Microplastics are tiny plastic fragments smaller than 5 millimetres. They come from the breakdown of larger plastics, synthetic clothing, food packaging, personal care products, and industrial waste. They are now found in water, food, air, and inside the human body.
Are microplastics actually harmful?
Research is still building, but what is known is concerning. Microplastics carry chemicals like BPAs and phthalates that can disrupt your hormones and immune function. They have been found in human blood, organs, and brain tissue. The long-term effects are still being studied, but reducing exposure is a practical step you can take now.

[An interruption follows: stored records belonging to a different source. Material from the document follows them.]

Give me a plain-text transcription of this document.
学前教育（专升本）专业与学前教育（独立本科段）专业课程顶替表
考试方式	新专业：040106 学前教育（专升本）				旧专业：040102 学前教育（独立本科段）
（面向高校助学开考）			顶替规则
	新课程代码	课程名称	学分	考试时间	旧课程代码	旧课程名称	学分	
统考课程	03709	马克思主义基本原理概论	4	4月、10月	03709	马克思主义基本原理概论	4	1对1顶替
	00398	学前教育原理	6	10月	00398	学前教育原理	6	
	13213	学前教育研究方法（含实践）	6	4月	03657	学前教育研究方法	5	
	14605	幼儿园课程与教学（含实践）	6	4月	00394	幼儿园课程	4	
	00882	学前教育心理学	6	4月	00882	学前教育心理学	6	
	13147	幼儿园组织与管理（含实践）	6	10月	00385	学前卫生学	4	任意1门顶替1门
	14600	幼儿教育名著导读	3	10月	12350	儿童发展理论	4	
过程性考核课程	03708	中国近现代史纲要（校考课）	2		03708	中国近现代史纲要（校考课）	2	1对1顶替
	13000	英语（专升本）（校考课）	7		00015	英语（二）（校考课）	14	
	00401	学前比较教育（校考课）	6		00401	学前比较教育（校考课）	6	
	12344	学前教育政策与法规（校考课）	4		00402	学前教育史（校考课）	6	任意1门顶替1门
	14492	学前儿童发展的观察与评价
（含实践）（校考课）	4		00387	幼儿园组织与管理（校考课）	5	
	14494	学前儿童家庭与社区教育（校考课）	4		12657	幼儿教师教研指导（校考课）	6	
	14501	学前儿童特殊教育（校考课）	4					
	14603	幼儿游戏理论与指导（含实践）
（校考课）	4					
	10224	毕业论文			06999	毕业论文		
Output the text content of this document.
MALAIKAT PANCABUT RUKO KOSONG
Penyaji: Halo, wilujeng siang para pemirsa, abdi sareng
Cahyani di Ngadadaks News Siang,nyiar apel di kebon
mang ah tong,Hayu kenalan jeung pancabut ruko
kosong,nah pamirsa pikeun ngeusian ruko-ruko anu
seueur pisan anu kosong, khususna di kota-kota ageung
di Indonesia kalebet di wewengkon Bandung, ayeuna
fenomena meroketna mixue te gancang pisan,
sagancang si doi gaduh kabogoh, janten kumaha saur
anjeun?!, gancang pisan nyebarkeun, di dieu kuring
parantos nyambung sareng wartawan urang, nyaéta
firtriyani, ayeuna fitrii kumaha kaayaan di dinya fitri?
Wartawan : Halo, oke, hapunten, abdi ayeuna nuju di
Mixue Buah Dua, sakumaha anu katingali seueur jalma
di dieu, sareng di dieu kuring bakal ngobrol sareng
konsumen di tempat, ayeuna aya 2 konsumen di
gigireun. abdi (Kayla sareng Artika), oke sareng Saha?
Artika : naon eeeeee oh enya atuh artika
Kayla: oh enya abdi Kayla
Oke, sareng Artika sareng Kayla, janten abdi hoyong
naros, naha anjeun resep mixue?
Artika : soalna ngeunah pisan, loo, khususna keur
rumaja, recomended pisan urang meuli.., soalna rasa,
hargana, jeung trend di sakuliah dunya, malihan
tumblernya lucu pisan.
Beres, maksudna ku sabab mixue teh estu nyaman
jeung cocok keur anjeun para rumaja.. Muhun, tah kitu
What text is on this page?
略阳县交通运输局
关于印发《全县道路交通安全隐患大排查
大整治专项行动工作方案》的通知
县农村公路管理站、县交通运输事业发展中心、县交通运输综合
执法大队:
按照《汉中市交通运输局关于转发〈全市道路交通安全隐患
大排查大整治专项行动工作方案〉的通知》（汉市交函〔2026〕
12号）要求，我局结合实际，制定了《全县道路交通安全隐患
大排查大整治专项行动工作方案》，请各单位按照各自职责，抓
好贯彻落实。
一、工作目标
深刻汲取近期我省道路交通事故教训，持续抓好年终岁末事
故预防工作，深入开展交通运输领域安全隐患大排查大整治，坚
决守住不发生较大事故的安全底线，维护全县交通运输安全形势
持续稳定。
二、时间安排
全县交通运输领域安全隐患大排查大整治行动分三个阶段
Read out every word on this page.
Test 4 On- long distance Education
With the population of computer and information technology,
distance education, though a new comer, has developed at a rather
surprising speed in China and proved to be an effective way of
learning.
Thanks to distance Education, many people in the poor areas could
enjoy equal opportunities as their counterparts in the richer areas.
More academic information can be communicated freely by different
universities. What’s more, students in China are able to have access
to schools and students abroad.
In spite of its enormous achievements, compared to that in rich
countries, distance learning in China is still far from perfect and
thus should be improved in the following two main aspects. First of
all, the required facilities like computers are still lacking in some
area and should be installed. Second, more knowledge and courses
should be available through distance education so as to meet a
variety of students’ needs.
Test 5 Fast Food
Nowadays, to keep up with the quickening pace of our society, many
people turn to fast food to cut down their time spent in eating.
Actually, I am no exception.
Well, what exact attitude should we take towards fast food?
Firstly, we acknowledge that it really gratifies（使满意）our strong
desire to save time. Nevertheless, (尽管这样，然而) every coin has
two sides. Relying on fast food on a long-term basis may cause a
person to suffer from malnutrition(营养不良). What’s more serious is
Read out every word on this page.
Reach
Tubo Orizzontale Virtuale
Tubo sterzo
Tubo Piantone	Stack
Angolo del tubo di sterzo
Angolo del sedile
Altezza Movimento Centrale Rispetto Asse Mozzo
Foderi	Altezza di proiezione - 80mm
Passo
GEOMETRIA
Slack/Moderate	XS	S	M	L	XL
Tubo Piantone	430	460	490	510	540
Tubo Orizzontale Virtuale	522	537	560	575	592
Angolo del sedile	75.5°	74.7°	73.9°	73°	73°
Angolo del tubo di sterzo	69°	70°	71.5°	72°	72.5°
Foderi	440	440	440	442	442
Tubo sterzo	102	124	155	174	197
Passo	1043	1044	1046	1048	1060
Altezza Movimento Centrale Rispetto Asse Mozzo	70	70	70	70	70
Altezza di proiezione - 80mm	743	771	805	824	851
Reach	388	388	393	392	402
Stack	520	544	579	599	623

Can you remove microplastics from your body?
Your body has natural detox pathways designed to clear foreign material. Supporting those pathways through proper hydration, regular elimination, sweating, and lymphatic support can help. Binders may also help capture and remove some of these particles. The key is making sure your drainage is working before trying to detox anything.
What does microplastic exposure have to do with parasites?
Parasites can hold toxins inside your body, including chemicals from microplastics. A high toxic load also creates an environment where parasites are more likely to thrive. Addressing both your toxic exposure and your parasite load as part of a layered approach gives your body the best chance to recover.
Is bottled water safer than tap water for microplastics?
Not necessarily. Some studies have found that bottled water contains even more microplastic particles than tap water, especially when stored in plastic bottles. Filtering your own water with a quality filter is generally a better option than relying on bottled water.